Gordon Gibb publishes article on experiences in an English-medium school in India
Gordon Gibb, of the Department of Counseling Psychology and Special Education, published an article describing lessons he learned during a year spent organizing and directing a school in India for children whose parents or grandparents suffer from leprosy. The article, titled “Organizing an NGO-sponsored English-Medium School in South India: Lessons Learned,” was published in The Journal of International Education and Leadership. Gibb included Indian cultural background, the nature and status of leprosy in India, the role of an English-medium school in Indian society, and six different lessons learned while running the Peery School in India.

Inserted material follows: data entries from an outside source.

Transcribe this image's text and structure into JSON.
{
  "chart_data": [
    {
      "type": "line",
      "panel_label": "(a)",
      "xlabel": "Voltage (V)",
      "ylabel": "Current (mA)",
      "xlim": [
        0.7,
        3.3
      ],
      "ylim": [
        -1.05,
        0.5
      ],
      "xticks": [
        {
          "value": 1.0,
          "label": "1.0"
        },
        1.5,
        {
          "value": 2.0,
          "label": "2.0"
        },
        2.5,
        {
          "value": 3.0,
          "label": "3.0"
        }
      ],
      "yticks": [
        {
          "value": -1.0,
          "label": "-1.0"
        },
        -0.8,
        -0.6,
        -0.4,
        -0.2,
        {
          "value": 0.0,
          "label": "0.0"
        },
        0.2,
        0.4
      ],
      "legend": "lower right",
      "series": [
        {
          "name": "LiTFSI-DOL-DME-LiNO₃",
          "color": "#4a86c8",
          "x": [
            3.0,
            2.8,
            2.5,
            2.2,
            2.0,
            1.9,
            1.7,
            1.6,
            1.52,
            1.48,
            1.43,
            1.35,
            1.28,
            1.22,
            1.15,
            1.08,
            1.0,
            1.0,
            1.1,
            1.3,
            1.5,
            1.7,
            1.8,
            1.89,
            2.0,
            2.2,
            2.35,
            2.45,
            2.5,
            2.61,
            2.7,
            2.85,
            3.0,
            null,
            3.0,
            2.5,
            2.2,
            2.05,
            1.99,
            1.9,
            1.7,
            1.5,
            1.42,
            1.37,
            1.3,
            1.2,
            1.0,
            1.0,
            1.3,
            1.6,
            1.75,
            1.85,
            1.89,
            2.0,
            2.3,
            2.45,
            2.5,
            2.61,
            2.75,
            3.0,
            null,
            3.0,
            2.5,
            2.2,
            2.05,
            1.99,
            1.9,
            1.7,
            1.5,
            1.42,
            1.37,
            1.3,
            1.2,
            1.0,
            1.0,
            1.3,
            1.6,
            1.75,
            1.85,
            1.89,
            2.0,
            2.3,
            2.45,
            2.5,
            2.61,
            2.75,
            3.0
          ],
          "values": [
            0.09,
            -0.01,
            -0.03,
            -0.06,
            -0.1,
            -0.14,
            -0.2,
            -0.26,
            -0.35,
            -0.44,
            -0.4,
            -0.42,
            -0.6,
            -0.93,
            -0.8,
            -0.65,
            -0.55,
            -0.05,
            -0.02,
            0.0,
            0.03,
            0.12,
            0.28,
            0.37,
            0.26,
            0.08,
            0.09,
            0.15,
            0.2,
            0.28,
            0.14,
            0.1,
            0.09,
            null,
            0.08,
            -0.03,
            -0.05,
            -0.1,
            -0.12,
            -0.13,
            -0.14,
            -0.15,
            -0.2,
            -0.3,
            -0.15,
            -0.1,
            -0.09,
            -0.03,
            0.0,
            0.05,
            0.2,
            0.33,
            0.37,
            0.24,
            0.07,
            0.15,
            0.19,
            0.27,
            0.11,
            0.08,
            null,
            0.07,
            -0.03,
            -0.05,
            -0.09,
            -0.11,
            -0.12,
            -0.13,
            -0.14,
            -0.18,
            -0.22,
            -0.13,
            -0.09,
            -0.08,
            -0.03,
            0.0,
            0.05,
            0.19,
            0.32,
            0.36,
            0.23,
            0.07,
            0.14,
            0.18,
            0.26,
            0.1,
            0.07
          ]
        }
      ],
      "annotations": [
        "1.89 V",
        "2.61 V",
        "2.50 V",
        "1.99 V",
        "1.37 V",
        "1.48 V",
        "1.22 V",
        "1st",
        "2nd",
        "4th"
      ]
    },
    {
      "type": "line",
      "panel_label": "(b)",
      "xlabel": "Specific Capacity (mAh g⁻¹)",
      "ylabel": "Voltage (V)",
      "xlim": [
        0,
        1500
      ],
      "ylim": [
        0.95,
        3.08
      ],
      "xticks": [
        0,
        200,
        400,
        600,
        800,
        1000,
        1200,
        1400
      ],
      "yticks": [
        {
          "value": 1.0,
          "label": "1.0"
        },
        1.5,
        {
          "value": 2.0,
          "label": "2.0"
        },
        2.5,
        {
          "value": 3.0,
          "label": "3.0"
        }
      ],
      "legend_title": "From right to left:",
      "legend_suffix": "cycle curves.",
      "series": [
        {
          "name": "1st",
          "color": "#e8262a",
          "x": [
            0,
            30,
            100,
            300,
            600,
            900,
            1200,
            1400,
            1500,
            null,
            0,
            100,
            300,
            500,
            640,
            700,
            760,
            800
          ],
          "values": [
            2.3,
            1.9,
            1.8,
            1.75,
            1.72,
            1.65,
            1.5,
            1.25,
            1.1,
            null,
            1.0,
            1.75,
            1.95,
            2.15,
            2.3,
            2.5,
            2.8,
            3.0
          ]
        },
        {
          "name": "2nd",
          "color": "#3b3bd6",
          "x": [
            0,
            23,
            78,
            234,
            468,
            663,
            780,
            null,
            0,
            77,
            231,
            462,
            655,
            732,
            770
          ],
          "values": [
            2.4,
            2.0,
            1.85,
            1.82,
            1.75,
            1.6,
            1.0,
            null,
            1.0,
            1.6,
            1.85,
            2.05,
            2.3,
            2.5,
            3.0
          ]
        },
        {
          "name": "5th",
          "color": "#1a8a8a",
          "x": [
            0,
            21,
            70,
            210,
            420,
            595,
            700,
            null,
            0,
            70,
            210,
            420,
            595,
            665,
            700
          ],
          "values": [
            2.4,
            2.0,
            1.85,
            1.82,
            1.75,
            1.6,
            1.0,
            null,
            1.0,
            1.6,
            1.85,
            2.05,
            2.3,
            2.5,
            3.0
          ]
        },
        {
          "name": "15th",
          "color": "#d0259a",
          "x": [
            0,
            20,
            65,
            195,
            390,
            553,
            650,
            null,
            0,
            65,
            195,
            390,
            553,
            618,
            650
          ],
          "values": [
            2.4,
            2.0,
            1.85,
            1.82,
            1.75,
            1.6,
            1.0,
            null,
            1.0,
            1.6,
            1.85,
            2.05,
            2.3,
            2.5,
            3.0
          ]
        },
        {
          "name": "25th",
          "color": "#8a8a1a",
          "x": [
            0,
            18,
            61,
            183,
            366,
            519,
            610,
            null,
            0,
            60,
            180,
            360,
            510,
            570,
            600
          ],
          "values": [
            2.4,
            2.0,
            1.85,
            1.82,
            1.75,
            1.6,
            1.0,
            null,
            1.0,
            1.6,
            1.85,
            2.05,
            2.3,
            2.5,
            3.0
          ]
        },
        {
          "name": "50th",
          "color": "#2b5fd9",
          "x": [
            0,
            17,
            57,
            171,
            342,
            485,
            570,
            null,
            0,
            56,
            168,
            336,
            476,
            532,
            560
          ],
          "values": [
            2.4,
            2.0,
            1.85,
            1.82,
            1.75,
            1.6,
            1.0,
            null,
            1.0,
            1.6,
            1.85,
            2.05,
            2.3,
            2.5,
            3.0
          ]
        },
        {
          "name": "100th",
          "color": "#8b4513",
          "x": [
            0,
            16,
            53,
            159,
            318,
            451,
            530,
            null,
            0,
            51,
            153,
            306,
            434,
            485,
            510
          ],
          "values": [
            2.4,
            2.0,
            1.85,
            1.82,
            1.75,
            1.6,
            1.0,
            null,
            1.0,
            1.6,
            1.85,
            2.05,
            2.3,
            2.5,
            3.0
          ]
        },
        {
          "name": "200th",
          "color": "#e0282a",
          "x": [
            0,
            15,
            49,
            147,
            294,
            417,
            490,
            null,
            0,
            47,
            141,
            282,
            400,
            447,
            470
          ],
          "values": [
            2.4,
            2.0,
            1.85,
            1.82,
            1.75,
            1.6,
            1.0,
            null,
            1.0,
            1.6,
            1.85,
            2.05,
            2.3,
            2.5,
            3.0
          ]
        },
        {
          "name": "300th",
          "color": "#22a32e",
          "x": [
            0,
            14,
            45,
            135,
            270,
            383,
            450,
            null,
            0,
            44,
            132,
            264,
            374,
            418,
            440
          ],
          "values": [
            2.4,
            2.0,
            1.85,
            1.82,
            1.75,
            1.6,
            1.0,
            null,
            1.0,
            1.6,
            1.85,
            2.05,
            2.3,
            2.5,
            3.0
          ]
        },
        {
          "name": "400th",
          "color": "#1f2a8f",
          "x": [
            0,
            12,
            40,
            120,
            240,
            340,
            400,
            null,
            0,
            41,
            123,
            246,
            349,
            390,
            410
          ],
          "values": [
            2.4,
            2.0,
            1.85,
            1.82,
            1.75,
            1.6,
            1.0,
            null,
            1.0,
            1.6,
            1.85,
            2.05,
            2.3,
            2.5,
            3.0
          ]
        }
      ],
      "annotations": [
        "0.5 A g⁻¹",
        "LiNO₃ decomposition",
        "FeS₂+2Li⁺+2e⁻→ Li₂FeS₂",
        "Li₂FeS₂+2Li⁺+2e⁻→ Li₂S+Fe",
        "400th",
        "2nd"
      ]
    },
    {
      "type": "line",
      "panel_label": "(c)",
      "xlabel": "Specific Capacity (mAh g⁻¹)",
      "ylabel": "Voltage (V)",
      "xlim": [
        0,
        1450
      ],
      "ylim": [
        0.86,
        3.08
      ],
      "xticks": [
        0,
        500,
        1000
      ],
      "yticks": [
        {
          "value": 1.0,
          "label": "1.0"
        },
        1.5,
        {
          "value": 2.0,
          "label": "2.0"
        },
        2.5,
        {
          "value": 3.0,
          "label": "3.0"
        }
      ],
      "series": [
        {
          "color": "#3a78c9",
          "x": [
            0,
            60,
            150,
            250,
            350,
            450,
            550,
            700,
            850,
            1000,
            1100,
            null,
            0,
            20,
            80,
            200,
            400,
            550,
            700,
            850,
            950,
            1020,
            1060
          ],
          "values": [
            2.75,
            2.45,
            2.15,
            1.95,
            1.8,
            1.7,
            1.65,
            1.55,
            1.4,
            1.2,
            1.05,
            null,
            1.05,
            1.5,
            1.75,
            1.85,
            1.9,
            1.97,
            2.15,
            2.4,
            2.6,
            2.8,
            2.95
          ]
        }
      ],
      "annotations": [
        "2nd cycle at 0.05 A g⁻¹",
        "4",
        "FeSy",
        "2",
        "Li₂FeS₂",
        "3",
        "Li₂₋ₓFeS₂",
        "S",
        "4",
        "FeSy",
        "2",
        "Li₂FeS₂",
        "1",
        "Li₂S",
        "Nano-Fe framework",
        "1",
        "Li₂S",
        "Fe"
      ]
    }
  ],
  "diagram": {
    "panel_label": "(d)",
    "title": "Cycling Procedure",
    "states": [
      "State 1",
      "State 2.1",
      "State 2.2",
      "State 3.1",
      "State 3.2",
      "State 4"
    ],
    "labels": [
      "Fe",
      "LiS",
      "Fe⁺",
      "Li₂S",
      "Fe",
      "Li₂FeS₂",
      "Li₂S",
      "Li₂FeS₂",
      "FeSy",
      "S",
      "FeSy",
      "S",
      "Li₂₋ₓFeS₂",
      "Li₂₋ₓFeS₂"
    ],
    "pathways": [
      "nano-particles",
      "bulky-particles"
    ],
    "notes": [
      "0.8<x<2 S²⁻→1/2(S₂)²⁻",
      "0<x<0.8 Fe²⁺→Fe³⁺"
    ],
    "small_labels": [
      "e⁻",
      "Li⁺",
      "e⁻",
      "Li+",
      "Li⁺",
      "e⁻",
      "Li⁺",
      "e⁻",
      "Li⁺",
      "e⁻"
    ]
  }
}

In 2008-2009, Professor Gibb took a professional development leave to help direct and organize the Peery School located in India. An English-medium school like Peery uses English as its primary language, even though it is not the first language of the students. This school is run by The Rising Star Outreach of India program, which provides education, finances, and healthcare for people with leprosy. Leprosy affects the lives of millions of people in India. Though today it is readily treatable, some people continue to maintain traditional attitudes about leprosy and isolate people suffering from the condition in colonies or institutions. The children at the school do not have the disease, but it is not easy for them to get an education because of the prejudicial treatment of their famillies. The Peery School serves children from 34 colonies and four cities in the state of Tamil Nadu.
Gibb has written about the lessons he learned in order to assist others who may want to participate in founding schools for marginalized populations. “[In order] for someone outside India to understand and utilize what was learned during this school experience, knowledge of the context of leprosy colonies and the social and economic situations of children born in these colonies is important,” Gibb said. The paper addressed the educational efforts specifically targeting children of parents or grandparents with leprosy. “An English-medium education allows people to counteract the effects of caste, and is invaluable to the life of the student,” Gibb said.
Gibb’s article discusses six different topics reviewing the lessons Gibb learned during his time in India:
- Difficulties in gaining government recognition and accreditation for the school
- Processes of school governance with state and local authorities and leadership
- The influence of local school culture, particularly with other education agencies
- Challenges of hiring and training teachers with the right fit for the school
- Issues of instructing with an English-medium curriculum
- Relationships with family and parents and their involvement with the students’ education
“I learned much in the first full year of Rising Star’s efforts to establish an English-medium school for children from leprosy colonies in south India,” Gibb said. “Lessons learned in these six areas may serve as examples to others who are endeavoring to establish schools for marginalized populations.”
Recalling his experience in India, Gibb said, “If I had the chance, I would go back in a heartbeat.”